7 Mart 2012 Çarşamba

BODRUM'LA İLK TANIŞMAM/GEÇMİŞTEN BİR ANI...

                 BODRUM'LA İLK TANIŞMAM/GEÇMİŞTEN BİR ANI...


                Geçmişte,daha işimi değiştirmemişim;eğitimciyim.Omuzumda çantam,otobüse atlamış,Bodrum'a doğru yola çıkmışım.İçim kıpır kıpır.O zamana kadar Bodrum'u sadece okuduğum kitaplardan ,resimlerden biliyorum.Ama vurulmuşum.Heyecanlıyım,yerimde duramıyorum.Bir an önce orada olmak istiyorum.Hep oturmaktan kıçımın uyuştuğunu bile hissetmiyorum.

                Bodrum'a yaklaştıkça deniz ve manzarası burayı daha çok seveceğimi söylüyor.Tepenin ardından otobüs yüzünü Bodrum'a gösterdiğinde Bodrum da bize kendini göstermeye başlıyor.Bu görüntü nasıl anlatılabilir?Deniz,güneş ışınlarıyla çocuklar gibi oynaşıyor.Kale ise tüm ihtişamıyla oranın efendisi gibi dimdik ayakta ve kıyı boyunca küçük taş evler.Manzara karşısında sizin de gözleriniz ışıl ışıl oluyor.Tabii o zamanlar tepelere kadar evler yoktu,bu kadar çirkinleşmemişti.İpini koparan daha gelmeye başlamamıştı.Bodrum'la Gümbet bu kadar iç içe değildi.

                Vuruldum.Kalbim yerinden çıkacak gibi.İçimin yağının eridiğini,dudağımın kulaklarıma yaklaştığını hissediyordum.Nasıl bir mutluluk,kelimelerle anlatılabilir mi?Anlatılabilir muhakkak.Bir çok yazar da çok güzel anlatmıştır.Ama ben yazar değilim...

                Çantamı otagarda emanete teslim ediyorum.Hemen kalacak yer ayarlamalıyım ki Bodrum'un kucağına kendimi atmalıyım.Otagardan aşağı doğru kalabalığın içine kendimi bırakıyorum.Barlar sokağından önceki sokağa girmişim,bir uçtan bir uca pansiyon.Zaten böyle bir arayışın içinde değil miydim?Güzel,temiz bir pansiyonda karar kılıyorum;5 gece.Diğer harcamalarımda fiyatları bilemediğim için ne kadar param gider tahmin edemiyorum.Artarsa biraz daha kalabilirim diye düşünüyorum.Pansiyona yerleşip kendimi dışarıya atıyorum...
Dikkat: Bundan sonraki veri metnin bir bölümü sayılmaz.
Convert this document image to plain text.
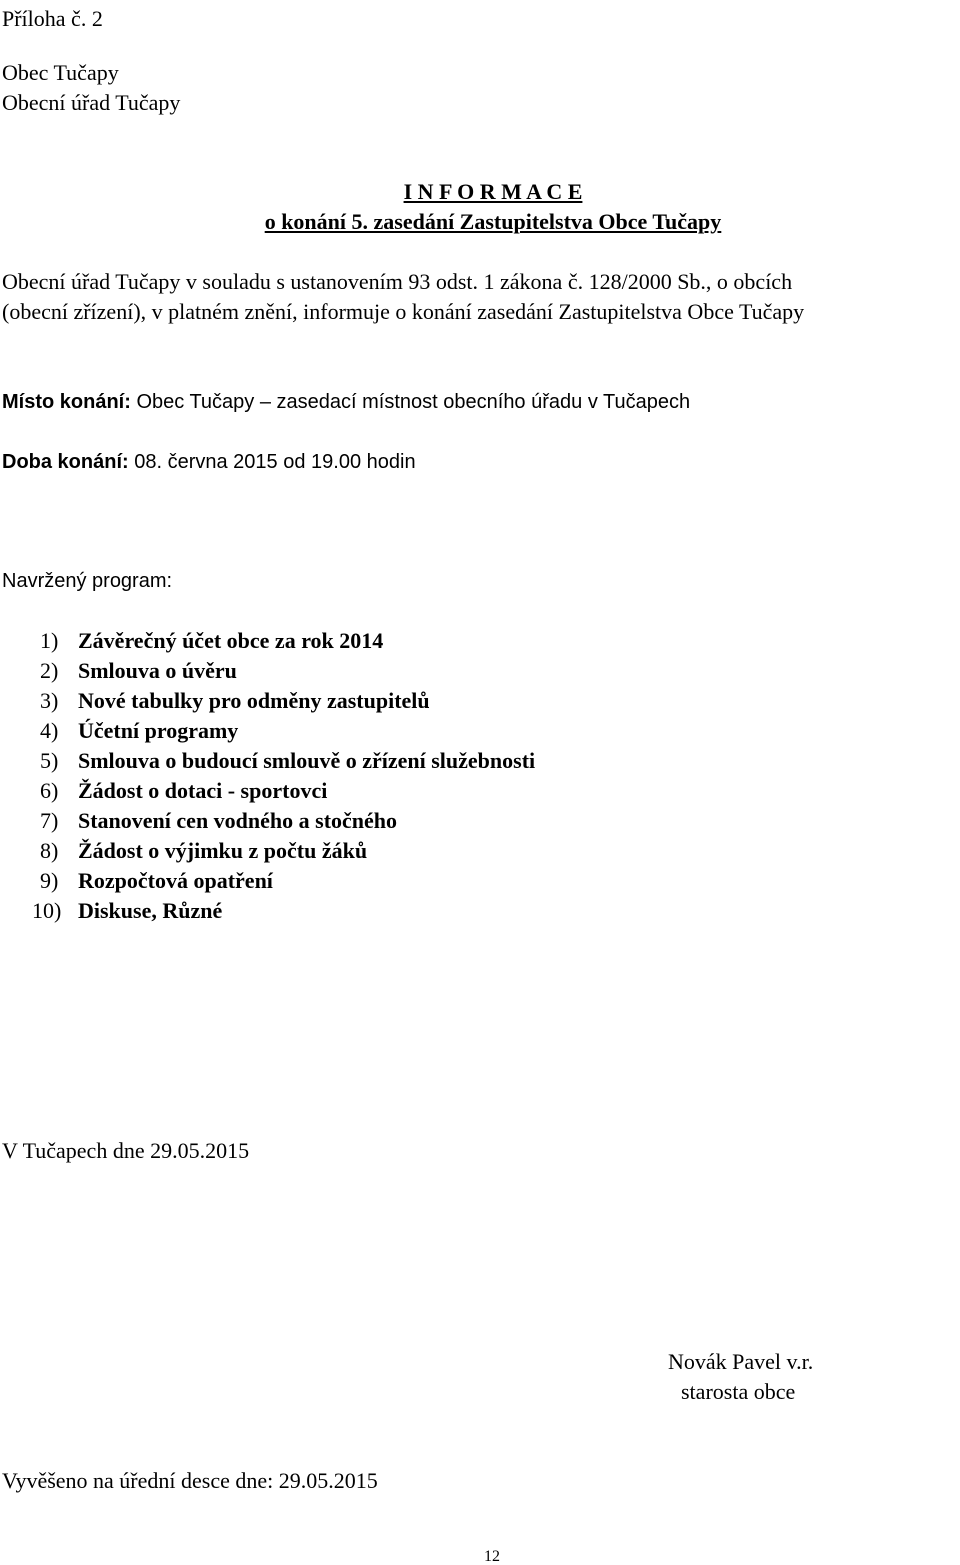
Příloha č. 2
Obec Tučapy
Obecní úřad Tučapy
I N F O R M A C E
o konání 5. zasedání Zastupitelstva Obce Tučapy
Obecní úřad Tučapy v souladu s ustanovením 93 odst. 1 zákona č. 128/2000 Sb., o obcích
(obecní zřízení), v platném znění, informuje o konání zasedání Zastupitelstva Obce Tučapy
Místo konání: Obec Tučapy – zasedací místnost obecního úřadu v Tučapech
Doba konání: 08. června 2015 od 19.00 hodin
Navržený program:
1) Závěrečný účet obce za rok 2014
2) Smlouva o úvěru
3) Nové tabulky pro odměny zastupitelů
4) Účetní programy
5) Smlouva o budoucí smlouvě o zřízení služebnosti
6) Žádost o dotaci - sportovci
7) Stanovení cen vodného a stočného
8) Žádost o výjimku z počtu žáků
9) Rozpočtová opatření
10) Diskuse, Různé
V Tučapech dne 29.05.2015
Novák Pavel v.r.
starosta obce
Vyvěšeno na úřední desce dne: 29.05.2015
12
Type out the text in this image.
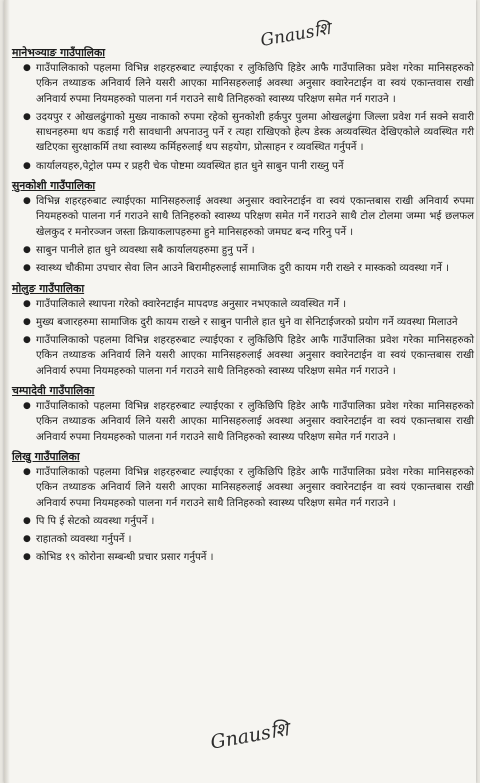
Gnausशि
मानेभञ्याङ गाउँपालिका
● गाउँपालिकाको पहलमा विभिन्न शहरहरुबाट ल्याईएका र लुकिछिपि हिडेर आफै गाउँपालिका प्रवेश गरेका मानिसहरुको एकिन तथ्याङक अनिवार्य लिने यसरी आएका मानिसहरुलाई अवस्था अनुसार क्वारेनटाईन वा स्वयं एकान्तवास राखी अनिवार्य रुपमा नियमहरुको पालना गर्न गराउने साथै तिनिहरुको स्वास्थ्य परिक्षण समेत गर्न गराउने ।
● उदयपुर र ओखलढुंगाको मुख्य नाकाको रुपमा रहेको सुनकोशी हर्कपुर पुलमा ओखलढुंगा जिल्ला प्रवेश गर्न सक्ने सवारी साधनहरुमा थप कडाई गरी सावधानी अपनाउनु पर्ने र त्यहा राखिएको हेल्प डेस्क अव्यवस्थित देखिएकोले व्यवस्थित गरी खटिएका सुरक्षाकर्मि तथा स्वास्थ्य कर्मिहरुलाई थप सहयोग, प्रोत्साहन र व्यवस्थित गर्नुपर्ने ।
● कार्यालयहरु,पेट्रोल पम्प र प्रहरी चेक पोष्टमा व्यवस्थित हात धुने साबुन पानी राख्नु पर्ने
सुनकोशी गाउँपालिका
● विभिन्न शहरहरुबाट ल्याईएका मानिसहरुलाई अवस्था अनुसार क्वारेनटाईन वा स्वयं एकान्तबास राखी अनिवार्य रुपमा नियमहरुको पालना गर्न गराउने साथै तिनिहरुको स्वास्थ्य परिक्षण समेत गर्ने गराउने साथै टोल टोलमा जम्मा भई छलफल खेलकुद र मनोरञ्जन जस्ता क्रियाकलापहरुमा हुने मानिसहरुको जमघट बन्द गरिनु पर्ने ।
● साबुन पानीले हात धुने व्यवस्था सबै कार्यालयहरुमा हुनु पर्ने ।
● स्वास्थ्य चौकीमा उपचार सेवा लिन आउने बिरामीहरुलाई सामाजिक दुरी कायम गरी राख्ने र मास्कको व्यवस्था गर्ने ।
मोलुङ गाउँपालिका
● गाउँपालिकाले स्थापना गरेको क्वारेनटाईन मापदण्ड अनुसार नभएकाले व्यवस्थित गर्ने ।
● मुख्य बजारहरुमा सामाजिक दुरी कायम राख्ने र साबुन पानीले हात धुने वा सेनिटाईजरको प्रयोग गर्ने व्यवस्था मिलाउने
● गाउँपालिकाको पहलमा विभिन्न शहरहरुबाट ल्याईएका र लुकिछिपि हिडेर आफै गाउँपालिका प्रवेश गरेका मानिसहरुको एकिन तथ्याङक अनिवार्य लिने यसरी आएका मानिसहरुलाई अवस्था अनुसार क्वारेनटाईन वा स्वयं एकान्तबास राखी अनिवार्य रुपमा नियमहरुको पालना गर्न गराउने साथै तिनिहरुको स्वास्थ्य परिक्षण समेत गर्न गराउने ।
चम्पादेवी गाउँपालिका
● गाउँपालिकाको पहलमा विभिन्न शहरहरुबाट ल्याईएका र लुकिछिपि हिडेर आफै गाउँपालिका प्रवेश गरेका मानिसहरुको एकिन तथ्याङक अनिवार्य लिने यसरी आएका मानिसहरुलाई अवस्था अनुसार क्वारेनटाईन वा स्वयं एकान्तबास राखी अनिवार्य रुपमा नियमहरुको पालना गर्न गराउने साथै तिनिहरुको स्वास्थ्य परिक्षण समेत गर्न गराउने ।
लिखु गाउँपालिका
● गाउँपालिकाको पहलमा विभिन्न शहरहरुबाट ल्याईएका र लुकिछिपि हिडेर आफै गाउँपालिका प्रवेश गरेका मानिसहरुको एकिन तथ्याङक अनिवार्य लिने यसरी आएका मानिसहरुलाई अवस्था अनुसार क्वारेनटाईन वा स्वयं एकान्तबास राखी अनिवार्य रुपमा नियमहरुको पालना गर्न गराउने साथै तिनिहरुको स्वास्थ्य परिक्षण समेत गर्न गराउने ।
● पि पि ई सेटको व्यवस्था गर्नुपर्ने ।
● राहातको व्यवस्था गर्नुपर्ने ।
● कोभिड १९ कोरोना सम्बन्धी प्रचार प्रसार गर्नुपर्ने ।
Gnausशि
                İlk günüm Bodrum'la tanışma şeklinde geçti.Akşamı da barlar sokağında gece nereye gidebilirim düşüncesiyle bakınarak dolaştım ve ara sokakta rock barı gözüme kestirdim.Her sene gittiğimde bir kere de olsa uğrarım,geçmiş anıları tazelemek üzere.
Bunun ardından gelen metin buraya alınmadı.